Thank you very much. I was mainly referring to solid black suits (should have been more specific) – although I am a bigger fan of navy and gray, black suits with a pin stripe definitely work well, especially with a nice tie. I think if you’re going to start with just a few shirts, no-button collars (pocket or pocketless isn’t bad, pocketless is a bit more conservative) are preferable as they are definitely more professional. However, if you are going on a bit of a spree (as in 10-15 shirts right off the bat), I would throw in a few button-down collars (assuming you don’t have to wear suits everyday), as they add a nice twist to the wardrobe and eliminate the need for collar stays (which are also a must for non-button collar shirts). I’ve also worn ties with button-down collars and it is absolutely professional and acceptable, although not as conservative – so again this is office/group specific. Finally, I’m not familiar with the Prada Sport shoes, but rubber soles are completely fine, unless the rubber comes partially up the back of the shoe as well (then it’s just too casual). I still like J&M and Cole Haan in terms of a first pair or so just to avoid any negative impressions with more senior guys at the start – I know of a few guys who had a tough time and made a bad initial impression on the team because day 1 they were sporting some $550 Ferragamos – again, every group is different. Definitely some good tips though…thanks for the feedback!
Solid post.
An important item would be what I like to call the “Gordon Gecko” attire…Stay away from french cuff shirts in which the collar and cuffs are white. As far as french cuff is concerned, you just have to feel out what is acceptable at your firm. I personally wore them when I first started as an analyst, but never white cuffs and collar.
I see some people from time to time sporting the white cuff and collar blue/green/etc french cuff shirt, but it is not for me. I agree; I don’t care for the look, but if it’s common around the office, then who am I to judge.
I’ll come forth and admit it – I’ve yet to have one of my suits/shirts tailored, as they’re a decent, but not a perfect fit. That being said, could someone shed some light on the whole tailoring process? I’m curious as to where to go, how much to spend, what to ask for, and what to avoid. Thanks!

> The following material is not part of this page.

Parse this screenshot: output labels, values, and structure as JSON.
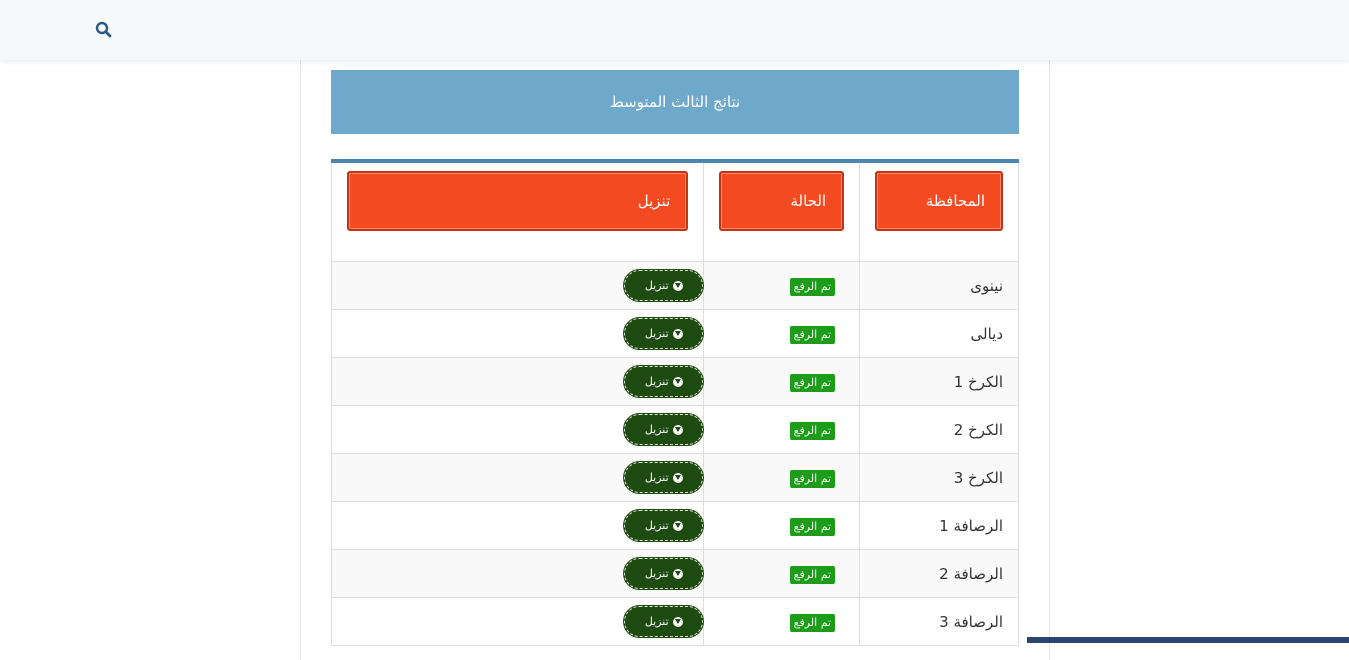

It depends of what you are looking for: bespoke, where the suit is made using your mesures and with severall fittings taking place to insure optimal results (think the majority of saville row taylors) or a something in between ready to wear and bespoke, where your mesures are taken and then a new suit is made for you using standard models but adapted to your mesures (think zegna’s su misura). Regarding bespoke I have no idea about the prices, regarding su misura its around 200€ more than a ready to wear from zegna (I don’t know about other brands).
Black is really not appropriate at the office and makes you look like a bit of a tool. As far as french cuffs go, they’re generally fine as long as you aren’t sporting flashy cuff links. If you do own and plan to wear french cuff shirts, try to wear silk knots instead, as they are much more low key but still get the job done. I know this is different in the UK where many wear french cuff shirts and more people at lower levels wear cuff links, but it’s not really as acceptable at US banks.
A similar post on appropriate wear for Women in Banking would be appreciated.
Sharon,
Thanks for the feedback and recommendation. Do you currently work in the industry. While I know some women that work in banking, I’d love to have a reader in the field share their thoughts through an article – I’d publish it and of course give credit where credit is due.